No entanto, o diretor a reinventa de maneira tão simples e suave quanto profunda, de modo a provocar um turbilhão de ressiginificações, possibilitando uma percepção mais sensível acerca da temática. Assim se desenvolve “Usagi Drop”, um filme sobre as dificuldades da vida diária, que traz o peso das escolhas e a descoberta da possibilidade da vida a partir da realidade da paternidade.
O filme conta a história de Daikichi Kawachi (Ken’ichi Matsuyama), um trabalhador de escritório, de 30 anos, solteiro, que ao chegar no velório de seu avô e depara-se com uma garotinha, Rin (Mana Ashida), a quem se afeiçoa à primeira vista. Ao conversar com seus familiares, Daikichi descobre que a menina é filha ilegítima de seu avô. A interação entre eles se dá no momento de encerramento da cerimônia, quando então a Rin confirma com Daikichi que o vovô não acordará mais. Sensibilizado com a menina e a ideia de que sua família pretende enviá-la para um orfanato, Daikichi, então, vê sua vida mudar ao decidir tomar conta dela, contrariando o desejo de todos.
O background de filmes yakuza de SABU parece querer evidenciar-se quando ele introduz uma pitada de humor, muito caricatural aos devaneios de Daikichi com uma modelo famosa. O drama segue assim um tom leve, com uma sutileza mantida não só pela paleta de cores como também pela trilha sonora delicada (com músicas de Takashi Mori e Shoko Suzuki).

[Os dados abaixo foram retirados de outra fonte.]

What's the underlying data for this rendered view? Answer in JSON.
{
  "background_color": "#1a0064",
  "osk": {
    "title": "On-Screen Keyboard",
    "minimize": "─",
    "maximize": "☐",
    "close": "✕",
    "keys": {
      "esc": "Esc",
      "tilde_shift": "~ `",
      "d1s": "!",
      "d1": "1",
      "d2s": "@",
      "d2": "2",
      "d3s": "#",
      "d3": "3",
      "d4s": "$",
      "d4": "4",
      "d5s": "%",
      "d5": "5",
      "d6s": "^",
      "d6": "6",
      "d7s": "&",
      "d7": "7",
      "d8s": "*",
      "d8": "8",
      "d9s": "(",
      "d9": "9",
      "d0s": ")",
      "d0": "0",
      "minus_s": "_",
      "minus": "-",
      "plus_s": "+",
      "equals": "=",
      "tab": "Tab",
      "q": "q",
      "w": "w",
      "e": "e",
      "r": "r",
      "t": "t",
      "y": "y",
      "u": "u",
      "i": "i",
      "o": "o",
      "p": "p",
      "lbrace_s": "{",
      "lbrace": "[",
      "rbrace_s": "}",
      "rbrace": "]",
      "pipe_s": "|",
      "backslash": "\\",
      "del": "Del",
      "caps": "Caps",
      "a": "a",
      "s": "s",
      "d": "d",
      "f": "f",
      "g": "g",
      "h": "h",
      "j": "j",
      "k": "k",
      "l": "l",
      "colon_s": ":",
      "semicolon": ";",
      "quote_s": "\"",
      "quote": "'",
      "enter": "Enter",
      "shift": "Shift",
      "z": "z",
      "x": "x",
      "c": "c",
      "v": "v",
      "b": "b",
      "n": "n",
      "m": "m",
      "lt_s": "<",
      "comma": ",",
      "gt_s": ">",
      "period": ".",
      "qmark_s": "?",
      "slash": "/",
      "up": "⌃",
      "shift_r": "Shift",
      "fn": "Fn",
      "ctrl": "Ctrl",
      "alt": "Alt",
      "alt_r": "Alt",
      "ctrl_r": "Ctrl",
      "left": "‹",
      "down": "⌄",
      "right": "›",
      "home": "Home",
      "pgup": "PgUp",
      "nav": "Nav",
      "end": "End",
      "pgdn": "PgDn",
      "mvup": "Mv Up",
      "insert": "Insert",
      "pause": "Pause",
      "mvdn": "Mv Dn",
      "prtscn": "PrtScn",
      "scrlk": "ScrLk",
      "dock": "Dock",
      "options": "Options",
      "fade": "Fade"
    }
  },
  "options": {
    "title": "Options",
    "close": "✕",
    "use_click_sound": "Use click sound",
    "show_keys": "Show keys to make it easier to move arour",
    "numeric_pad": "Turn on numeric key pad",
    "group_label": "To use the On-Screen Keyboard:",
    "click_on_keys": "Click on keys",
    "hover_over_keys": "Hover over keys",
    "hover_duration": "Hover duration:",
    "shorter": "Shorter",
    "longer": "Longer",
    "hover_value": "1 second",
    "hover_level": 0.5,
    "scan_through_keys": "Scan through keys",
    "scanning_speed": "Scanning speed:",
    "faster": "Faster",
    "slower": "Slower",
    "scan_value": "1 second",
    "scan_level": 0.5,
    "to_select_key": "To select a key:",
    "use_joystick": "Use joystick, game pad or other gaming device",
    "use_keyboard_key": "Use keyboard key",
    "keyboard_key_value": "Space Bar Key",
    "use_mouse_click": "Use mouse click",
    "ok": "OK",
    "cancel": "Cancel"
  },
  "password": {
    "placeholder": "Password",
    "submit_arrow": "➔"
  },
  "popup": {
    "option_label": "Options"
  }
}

Na reunião após o funeral de seu avô, Daikichi é confrontado por sentimentos que até aquele momento não poderia imaginar que seus familiares carregavam. Além de terem vergonha de Rin, pela idade do avô de Daikichi, mais de setenta anos, apontavam a menina como um fardo para a vida de todos; nem mesmo a mãe dele, irmã da menina, dispusera-se a ficar com ela. Todos mostravam-se incapazes de pensar em tomar a criança para si, em um gesto de afeto para com um membro da família ou respeito pela memória do avô, inclusive sua irmã, uma professora primária, esboçava aversão a crianças, rejeitando Rin.
Na manhã seguinte à sua decisão, Daikichi já sente o primeiro impacto: crianças precisam comer, vestir, estudar, ter uma rotina. E com o passar dos dias manter o trabalho no escritório e Rin na creche tornam-se incompatíveis. Daikichi segue fazendo ajustes, troca Rin de creche, acorda mais cedo, passa a usar tênis, para poder correr melhor durante o trajeto casa-creche-trabalho, mas a dificuldade e cansaço persistem, e as palavras de sua mãe quanto ao sacrifício que é necessário ao se escolher ter um filho continuam ecoando nele, fazendo-o questionar-se sobre sua decisão.
Entretanto, certo de sua escolha, Daikichi opta por um rebaixamento de cargo, saindo do escritório de empresa e passando para o chão de fábrica. É, pois, aí que um universo novo é ofertado para Daikichi: o chão de fábrica é o lugar dos pais e mães que persistem em manter a vida profissional. Assim, SABU aprofunda-se no universo pais e filhos versus sociedade, revelando as dificuldades de adaptação dos pais em um mundo regrado para aqueles que não têm filhos; a isso soma-se o fato de Daikichi ser um pai solo.
A trama ganha mais emoção quando Yukari Nitani (Karina), a modelo por quem Daikichi delira, sai de seus sonhos e entra em cena. Ela é mãe de Kōki (Ruiki Sato), de quem Rin é a amiga. As duas crianças dividem não apenas a não presença dos pais, mas também a consciência da ausência pela morte. A relação entre os pais vai sendo tecida pela dos filhos, Yukari auxilia Daikichi quando Rin fica doente e isso vai os aproximando até que os momentos a quatro, no retorno para casa, tornam-se rotina.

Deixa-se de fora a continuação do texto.